Nicht so sehr, nein. Dieses Etikett ist nicht ganz unverdient, aber es ist doch zum größten Teil inszeniert. Für ihn ist das sinnvoll, denn die Amerikaner lieben die Außenseiter. Jimmy Carter zum Beispiel: Nach Watergate, nach dem Vietnamkrieg kam dieser Erdnussfarmer aus Georgia, mit dem keiner gerechnet hatte. Die Geschichte vom Außenseiter ist eine Variante des alten Blockhüttenmythos - der amerikanische Traum von den einfachen Leuten, die sich hochgearbeitet haben. Bill Clinton war ein legitimes Beispiel dafür, Barack Obama vielleicht auch, obwohl er das nicht sehr betont.
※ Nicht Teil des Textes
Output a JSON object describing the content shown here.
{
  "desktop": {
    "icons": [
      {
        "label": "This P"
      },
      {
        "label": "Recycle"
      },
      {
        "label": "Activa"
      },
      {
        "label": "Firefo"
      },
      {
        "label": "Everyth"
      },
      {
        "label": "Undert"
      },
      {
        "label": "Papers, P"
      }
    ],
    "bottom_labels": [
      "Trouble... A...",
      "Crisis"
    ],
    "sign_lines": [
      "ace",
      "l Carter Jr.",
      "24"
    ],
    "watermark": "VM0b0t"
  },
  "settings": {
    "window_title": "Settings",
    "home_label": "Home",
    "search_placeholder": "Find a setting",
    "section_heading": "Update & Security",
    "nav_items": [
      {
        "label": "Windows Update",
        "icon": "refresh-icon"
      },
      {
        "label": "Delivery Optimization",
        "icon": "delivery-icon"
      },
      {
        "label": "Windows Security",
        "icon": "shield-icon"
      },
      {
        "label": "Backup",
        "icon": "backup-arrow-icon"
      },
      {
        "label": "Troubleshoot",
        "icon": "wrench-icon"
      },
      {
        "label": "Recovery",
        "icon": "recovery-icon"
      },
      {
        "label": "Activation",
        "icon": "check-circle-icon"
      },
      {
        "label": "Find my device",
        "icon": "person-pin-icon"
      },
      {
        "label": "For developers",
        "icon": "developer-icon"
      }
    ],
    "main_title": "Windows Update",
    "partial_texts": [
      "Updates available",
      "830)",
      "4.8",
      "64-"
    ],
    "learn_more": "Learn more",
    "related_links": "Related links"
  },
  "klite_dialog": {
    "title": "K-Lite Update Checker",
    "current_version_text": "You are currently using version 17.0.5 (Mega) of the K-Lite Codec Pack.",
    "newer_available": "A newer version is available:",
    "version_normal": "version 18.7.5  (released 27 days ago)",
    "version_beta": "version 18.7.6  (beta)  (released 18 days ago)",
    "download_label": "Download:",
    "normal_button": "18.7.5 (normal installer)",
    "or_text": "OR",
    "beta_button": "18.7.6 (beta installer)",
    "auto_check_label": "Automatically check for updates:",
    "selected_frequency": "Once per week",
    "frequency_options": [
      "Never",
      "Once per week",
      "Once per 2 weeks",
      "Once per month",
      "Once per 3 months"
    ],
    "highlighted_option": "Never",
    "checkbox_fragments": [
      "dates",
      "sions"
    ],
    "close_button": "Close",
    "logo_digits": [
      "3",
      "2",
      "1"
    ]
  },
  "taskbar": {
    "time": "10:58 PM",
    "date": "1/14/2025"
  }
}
Was die Amerikaner auch lieben, ist der Appell an die Überparteilichkeit. Selbst George W. Bush hat seine beiden Regierungszeiten so begonnen - noch in seiner Antrittsrede nach der Wahl 2004 versprach er, Spaltungen zu "heilen".

Die Spaltung der Vereinigten Staaten wird im Moment sehr breit diskutiert: Wir haben eine sehr starke Parteilichkeit in einem System, das eigentlich keine strenge Fraktionsdisziplin kennt, wo Mehrheiten meist überparteilich hergestellt werden. Das begann Mitte der 90er Jahre mit der entschlossenen Führung der Republikaner durch Newt Gingrich und es hat sich immer weiter verschärft. Zugleich zeigen Umfragen, dass die Amerikaner sich so uneinig nicht sind in vielen Fragen. Unter anderem hat das damit zu tun, wie die Wahlkreise geschnitten werden. Das ist Sache der Parlamente in den Einzelstaaten. Und die sorgen dafür, dass immer mehr Wahlkreise so geschnitten sind, das sie kaum noch verloren gehen können.

Wie oft werden die Wahlkreise denn neu zugeschnitten?

Alle zehn Jahre, nach dem jeweils neuen Zensus. In Texas gab es sogar außerhalb dieses Zehnjahresrhythmus einen erfolgreichen Versuch, Wahlkreise neu zu schneiden - zugunsten der Republikaner. Dabei passiert folgendes: Menschen werden in einem Wahlkreis vereint, die im Schnitt extremer denken als der Durchschnitt der Bevölkerung in dem Bundesstaat insgesamt.

Die Finanzkrise ist das Hauptthema des Wahlkampfes geworden. Wie ist die Stimmung bei den Wählern: Werden die "trickle-down-economics", die Obama so scharf kritisiert, in den USA mittlerweile mehrheitlich abgelehnt?

Im Moment schon.

Die Demokraten machen immerhin Wahlkampf damit, McCain als jemanden darzustellen, der im Senat meist für Deregulierung gestimmt hat.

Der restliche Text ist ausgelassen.